1988. Les Autochtones américains (il y a de nombreux termes pour désigner les Indiens, qui font polémiques, je ne m'y retrouve pas trop, d'autant plus que les Canadiens, les Américains du nord du centre et du sud ne sont pas d'accord...Je vais essayer de tous les employer.) vivent pour la majorité dans des réserves qui sont des Etats dans l'Etat. Ils ont leurs propres lois, qui s'appliquent exclusivement sur leur territoire, et selon la tribu. le père de Joe est juge, sa mère travaille sur la généalogie des familles Natives dispersées et ravagées. Un après-midi, elle rentre choquée, terrorisée : elle a été violée. Où ? Comment ? Par qui ? Pourquoi ? Autant de questions qui seraient compliquées sur le territoire fédéral (j'espère que je ne me trompe pas dans les termes) et qui deviennent quasi ingérables sur la réserve. Si le viol a eu lieu hors du territoire, c'est la loi de l'état concerné qui s'applique. Si c'est à l'intérieur, c'est le droit indien. La mère de Joe ne sait pas où elle a été violée, on lui a bandé les yeux. Ajoutez à cela le racisme des "Blancs" (terme générique pour désigner les descendants de colons européens) qui s'entraident à harceler les Indiens, et vous aurez un cocktail propre à enflammer chez Joe la flamme de la vengeance.
Un roman d'apprentissage sur l'adolescence : face à l'injustice flagrante, à l'impuissance juridique de son père, à la dépression de sa mère, qu'il ne reconnaît plus, Joe doit changer, réagir, agir. Avec ses copains. C'est l'amitié à la vie à la mort, l'aventure, le courage, la transgression, la maturité.

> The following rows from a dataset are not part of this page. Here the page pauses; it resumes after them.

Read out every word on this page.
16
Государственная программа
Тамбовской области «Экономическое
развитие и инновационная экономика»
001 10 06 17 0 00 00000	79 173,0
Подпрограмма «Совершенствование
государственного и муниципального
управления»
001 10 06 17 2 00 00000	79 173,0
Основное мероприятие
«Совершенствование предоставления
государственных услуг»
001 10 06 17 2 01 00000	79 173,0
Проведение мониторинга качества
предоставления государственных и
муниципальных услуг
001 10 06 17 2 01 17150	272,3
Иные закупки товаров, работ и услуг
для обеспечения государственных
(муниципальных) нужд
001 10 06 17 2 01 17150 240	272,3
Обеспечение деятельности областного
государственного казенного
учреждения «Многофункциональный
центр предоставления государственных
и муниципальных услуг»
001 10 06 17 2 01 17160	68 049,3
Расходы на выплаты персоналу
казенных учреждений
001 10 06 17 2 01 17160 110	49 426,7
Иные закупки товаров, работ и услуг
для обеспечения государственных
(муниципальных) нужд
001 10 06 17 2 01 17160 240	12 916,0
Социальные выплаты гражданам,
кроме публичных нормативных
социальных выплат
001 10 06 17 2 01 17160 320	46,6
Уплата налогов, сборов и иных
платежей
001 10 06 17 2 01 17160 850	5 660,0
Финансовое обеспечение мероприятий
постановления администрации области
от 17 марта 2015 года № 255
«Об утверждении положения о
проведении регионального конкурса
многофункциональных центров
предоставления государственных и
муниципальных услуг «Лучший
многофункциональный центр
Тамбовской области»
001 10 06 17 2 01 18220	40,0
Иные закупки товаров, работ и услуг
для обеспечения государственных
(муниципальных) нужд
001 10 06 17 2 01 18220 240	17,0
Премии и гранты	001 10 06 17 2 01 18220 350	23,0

Une description de la réserve, ce monde hybride né des persécutions des colons européens puis de leurs descendants américains, où le catholicisme se mêle à la religion originelle, où le mode de vie occidental s'insinue partout dans les traditions tribales. Contes anciens et Alien, plumes et vélos, cheveux longs, nattés et baskets mode, alcool et trucs bizarres qui se fument, fantômes, esprits, et rationalité grecque, présages, animaux totem, sodas sucrés caféinés, rêves prémonitoires et armes à feu...Un mélange assez extraordinaire pour une civilisation que l'on a presque détruite...J'ai songé souvent en lisant à Heydrich et la solution finale, où l'historien Edouard Husson explique qu'Hitler voulait faire aux Juifs ce que les Américains ont fait aux peuples autochtones : prendre toutes leurs biens et les laisser dans des réserves (en Sibérie pour Hitler, ou à Madagascar...), les affamer...Les colons ont massacré tous les bisons, comme le rappelle un conte dans le roman...Eh oui, il ne reste pas grand chose aux Indiens d'Amérique, et même ce petit reste, il faut qu'ils se battent chaque jour pour le conserver...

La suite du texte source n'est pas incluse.